ZzzZzzzZZzZz… Hã! Opa, que cena legal. Mas onde eu estava mesmo? Hum… ZzzzZz…
Spoilers Abaixo:
Na última review meu descontentamento com Leverage havia chegado a um patamar bastante elevado. Apontei ali o que no meu entender são erros graves da série, especialmente por continuar a nos dar a cada semana um episódio sem ligação com os demais e a conseqüente falta de desenvolvimento da trama principal.
Da mesma forma como citei os “erros”, assinalei também alguns acertos, como foi o caso de que nessa temporada os integrantes da equipe mostraram habilidades até então desconhecidas para nós. Outro desses acertos, foi que, ao menos na premiere, parecia que desta vez a série teria uma trama maior, já que o time enfrentaria um grande inimigo.
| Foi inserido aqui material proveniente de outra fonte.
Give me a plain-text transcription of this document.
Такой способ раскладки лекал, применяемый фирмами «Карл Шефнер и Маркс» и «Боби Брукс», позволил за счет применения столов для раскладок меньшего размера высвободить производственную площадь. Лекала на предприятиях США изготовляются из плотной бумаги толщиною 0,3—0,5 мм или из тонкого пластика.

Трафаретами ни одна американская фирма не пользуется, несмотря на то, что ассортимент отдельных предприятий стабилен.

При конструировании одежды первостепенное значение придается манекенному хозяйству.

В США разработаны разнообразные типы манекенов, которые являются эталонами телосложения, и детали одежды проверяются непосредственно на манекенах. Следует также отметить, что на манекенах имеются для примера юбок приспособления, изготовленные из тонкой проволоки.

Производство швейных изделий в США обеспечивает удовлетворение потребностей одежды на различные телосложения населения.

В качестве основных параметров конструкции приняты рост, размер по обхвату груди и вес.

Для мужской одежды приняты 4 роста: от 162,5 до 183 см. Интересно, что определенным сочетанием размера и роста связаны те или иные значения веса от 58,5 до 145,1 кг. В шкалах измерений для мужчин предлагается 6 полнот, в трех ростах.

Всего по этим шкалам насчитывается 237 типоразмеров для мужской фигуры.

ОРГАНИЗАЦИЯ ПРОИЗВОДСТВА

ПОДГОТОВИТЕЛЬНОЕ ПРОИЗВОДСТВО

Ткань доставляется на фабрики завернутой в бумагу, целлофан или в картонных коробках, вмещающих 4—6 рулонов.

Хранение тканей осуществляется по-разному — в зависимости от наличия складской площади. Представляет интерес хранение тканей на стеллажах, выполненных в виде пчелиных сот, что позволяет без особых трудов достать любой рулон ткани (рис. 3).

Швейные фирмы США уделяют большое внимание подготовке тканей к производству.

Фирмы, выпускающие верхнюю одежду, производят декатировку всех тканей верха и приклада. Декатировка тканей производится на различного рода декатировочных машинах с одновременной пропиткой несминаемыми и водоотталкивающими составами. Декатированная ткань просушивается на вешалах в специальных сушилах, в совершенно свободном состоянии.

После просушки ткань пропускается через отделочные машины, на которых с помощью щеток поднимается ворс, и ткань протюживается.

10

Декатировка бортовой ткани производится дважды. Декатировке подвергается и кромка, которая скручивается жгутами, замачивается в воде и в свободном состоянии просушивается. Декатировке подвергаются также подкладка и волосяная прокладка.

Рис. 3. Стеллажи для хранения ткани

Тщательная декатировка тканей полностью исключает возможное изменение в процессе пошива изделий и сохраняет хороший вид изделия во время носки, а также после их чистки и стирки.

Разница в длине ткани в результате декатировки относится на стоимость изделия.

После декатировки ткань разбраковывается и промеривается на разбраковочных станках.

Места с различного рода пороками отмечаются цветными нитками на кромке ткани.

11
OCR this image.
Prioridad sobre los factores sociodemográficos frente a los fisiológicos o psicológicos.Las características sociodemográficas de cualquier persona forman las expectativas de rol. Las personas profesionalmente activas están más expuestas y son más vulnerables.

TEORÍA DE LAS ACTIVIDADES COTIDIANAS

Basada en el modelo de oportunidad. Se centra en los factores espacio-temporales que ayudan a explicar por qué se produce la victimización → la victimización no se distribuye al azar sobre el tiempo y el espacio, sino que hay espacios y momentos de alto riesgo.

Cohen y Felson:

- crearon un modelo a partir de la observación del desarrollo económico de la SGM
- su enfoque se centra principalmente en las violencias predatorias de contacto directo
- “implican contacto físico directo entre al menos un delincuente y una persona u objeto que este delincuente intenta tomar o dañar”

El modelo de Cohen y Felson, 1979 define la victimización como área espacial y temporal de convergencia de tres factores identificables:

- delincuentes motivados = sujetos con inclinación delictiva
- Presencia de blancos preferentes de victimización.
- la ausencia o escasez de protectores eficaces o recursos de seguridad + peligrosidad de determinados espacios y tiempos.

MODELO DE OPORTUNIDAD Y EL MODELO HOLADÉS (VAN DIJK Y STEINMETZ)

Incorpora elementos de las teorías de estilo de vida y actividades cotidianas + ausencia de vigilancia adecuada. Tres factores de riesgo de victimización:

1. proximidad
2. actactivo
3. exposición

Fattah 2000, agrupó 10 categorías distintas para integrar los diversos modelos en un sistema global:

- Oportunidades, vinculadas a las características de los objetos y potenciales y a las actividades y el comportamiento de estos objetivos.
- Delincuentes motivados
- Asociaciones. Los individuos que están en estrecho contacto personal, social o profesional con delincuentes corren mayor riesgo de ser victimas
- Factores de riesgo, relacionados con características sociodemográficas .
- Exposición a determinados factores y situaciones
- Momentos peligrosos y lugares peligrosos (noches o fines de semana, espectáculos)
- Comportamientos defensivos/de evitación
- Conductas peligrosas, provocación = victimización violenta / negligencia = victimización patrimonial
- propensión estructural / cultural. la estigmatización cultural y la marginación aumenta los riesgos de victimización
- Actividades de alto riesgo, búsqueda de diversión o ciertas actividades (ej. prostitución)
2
Esse “acerto”, evidentemente, acabou ficando apenas na promessa até o momento.
Chegamos então ao oitavo episódio da temporada, e o que tivemos que assistir de novo? Mais um episódio que visto por si só foi até bom, mas que não contribuiu em nada com a trama. De fato, posso afirmar com convicção que a série perdeu uma ótima oportunidade neste episódio. Falarei dessa “oportunidade” mais adiante, mas por enquanto me permitam analisar este episódio.
A equipe Leverage dessa vez foi enfrentar um grupo de ladrões de carros que realizavam desmanche, passando para uma concessionária, que por sua vez vendia os carros roubados como se eles fossem usados por um preço abaixo do mercado. Essa última característica por sua vez estava afetando a concorrência que agia legalmente no negócio. O cliente da equipe foi um homem que havia sido preso com um carro roubado que ele comprou na mão da tal concessionária.
O plano da equipe era relativamente simples: Parker e Hardison se infiltrariam no grupo de ladrões de carros; Sophie agia como uma “super” vendedora, que enquanto seduzia o dono da concessionária, conhecia melhor o esquema das vendas camufladas; e ainda tivemos Nate, que assumiu o papel de um novo gerente em uma das concessionárias que estava indo a falência, a fim de fazer forte concorrência contra o alvo específico.
Tudo ia muito bem até os 45 minutos do 2º tempo (o que até estranhei), mas neste momento entrou Parker para quase ferrar com o time de uma vez. A loira resolveu contar para uma jovem garota que fazia parte do grupo de ladrões, que eles seriam presos durante um assalto, e que por isso ela não deveria ir. A garota, como já era previsto, contou tudo para o chefe dos ladrões e para o dono da concessionária, os quais quase mataram Eliot e ainda fizeram Sophie de refém. Parker e Hardison também quase foram mortos, mas Eliot os salvou em cima da hora. Enquanto isso, Nate também foi capturado, se juntando assim a Sophie. O resto do time felizmente chegou ao local antes que o pior acontecesse e resgataram os dois. Ao mesmo tempo em que o resgate ocorria, a polícia apareceu na concessionária prendendo tanto o seu dono quanto o chefe dos ladrões de carros.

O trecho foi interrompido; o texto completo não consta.